OPINIÃO

Smartpeople vs. smartphones

06/07/2015 17:26 -03 | Atualizado 26/01/2017 22:38 -02
Shutterstock / Fabiana Ponzi

Todo mundo detesta conversar com alguém que fica olhando no celular direto. Todo mundo conversa com as pessoas olhando no celular direto. É uma doença da sociedade moderna, dessas contagiosas como foi a praga na Idade Média. Você encontra alguém que adquiriu um smartphone e a pessoa está um saco, toda hora olhando no celular, até o dia em que você adquire um e se torna também uma pessoa que não consegue mais estar em lugar algum. Eles venceram, os smartphones. E você passou a integrar a classe de pessoas que estão presentes de corpo, mas com a alma em outro lugar.

Pode parecer exagero ou esoterismo essa coisa de separar corpo de alma, mas é isso mesmo. O corpo da pessoa está ali, mas ela não quer estar ali. Há dentro dela um ímpeto, claramente incontrolável, de olhar regularmente para aquele caixote de plástico repleto de neurotransmissores que pode transportá-la a qualquer instante para o mundo de uma notícia internacional ou de um novo trabalho ou, ainda, para o de uma paquera mais interessante do que a que está no seu entorno.
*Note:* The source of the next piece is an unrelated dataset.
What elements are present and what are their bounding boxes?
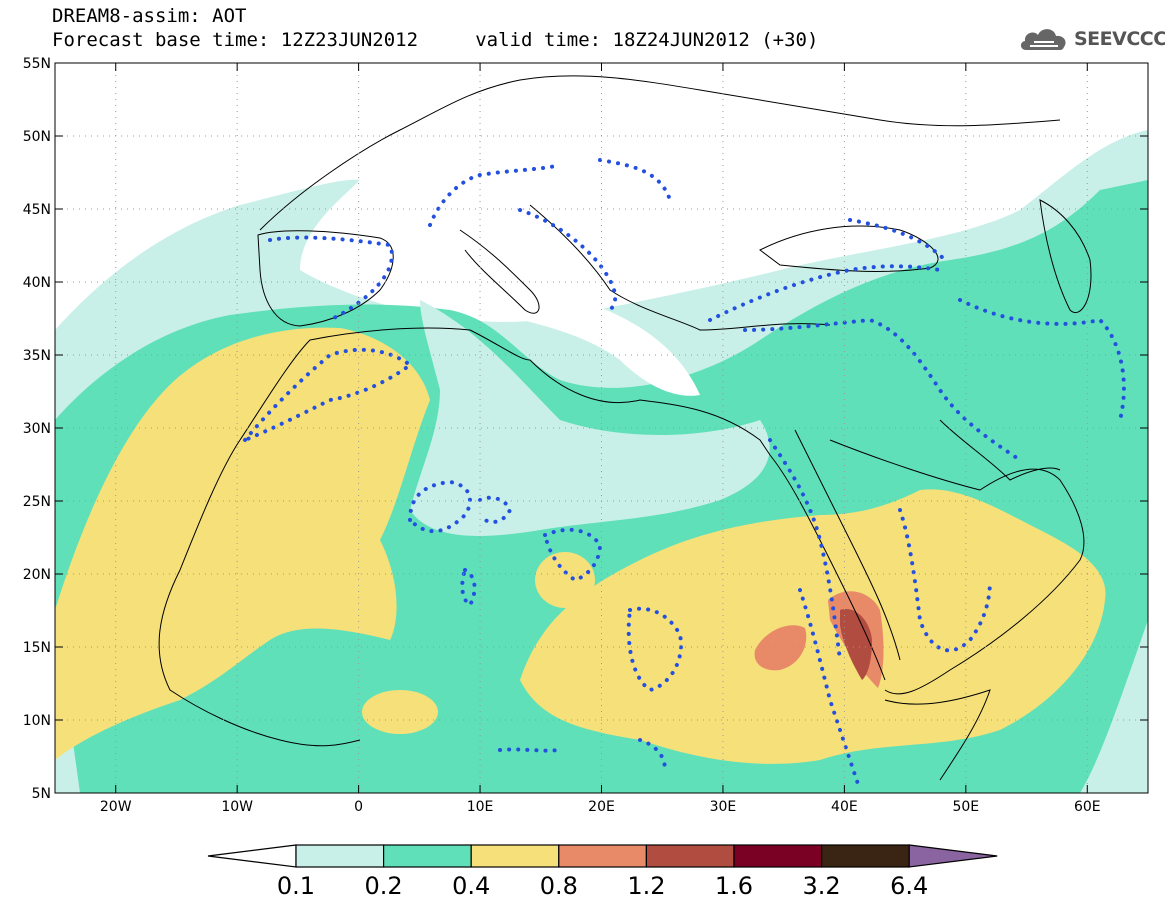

Antigamente, o jornal chegava pela manhã, lia-se as notícias e depois sabíamos que novas notícias só viriam no dia seguinte. Então, nossa alma descansava do afã de saber as coisas por 24 horas. O carteiro passava em casa uma vez por dia e no resto das horas pouco adiantava ficar olhando pela janela para a esquina de onde ele surgia as 15hs. Os namorados se ligavam pelo telefone fixo e por mais que ficar em casa esperando telefonema pudesse gerar ansiedade, em algum momento saiamos da casa e vivíamos com o fato de que até a volta não haveria notícias.

Com os smartphones, praticamente não há separação entre a novidade e você. A cada segundo, podemos descobrir o que está acontecendo no Oriente Médio e porque Cristiano Araújo morreu. Mensagens de trabalho podem chegar a qualquer momento e a cada segundo que não chegam é como se negativas disparassem na sua direção. Com as paqueras é a mesma coisa... convivemos continuamente com a não ligação, a não mensagem - uma rejeição por segundo. Mesmo quando os smartphones não apitam, as pessoas olham e olham para eles. Desesperadas, verificam se a conexão está estável para ter certeza.

Por causa isso, o mundo empalideceu. Hoje, quando você finalmente sai para jantar com a sua namorada, ou lê a notícia que revelou a causa de morte de Cristiano Araújo ou é notificado que sua entrevista de emprego novo será na terça-feira, há uma sensação de vácuo e você continua engrenado querendo mais. Mais notícias, mais mensagens, mais qualquer coisa que apite. Você continua precisando verificar o celular a cada instante, para saber... você nem sabe mais o que, mas você precisa e você olha. E se não há nada, verifica se a conexão está estável.

Sua namorada, bem ali na sua frente, não parece tão importante quanto quando enviava mensagens que produziam apitos constantes no Whatsup. Ela está presente, falando de algo interessante, mas puxa, será que as ações da Petrobrás caíram mais? Bem que o Jonas podia me mandar um torpedo, só para eu dar uma olhadinha. Ele não manda, mas puxa, que mal há, vou dar uma zapeadinha... e você dá... e no próximo instante, sua namorada descansa o haxi e também dá uma olhadinha. Então, tudo bem... ela estava com vontade também. Você aproveita e verifica seu extrato bancário.

Tudo certo, ela é como eu. Somos feitos um para o outro.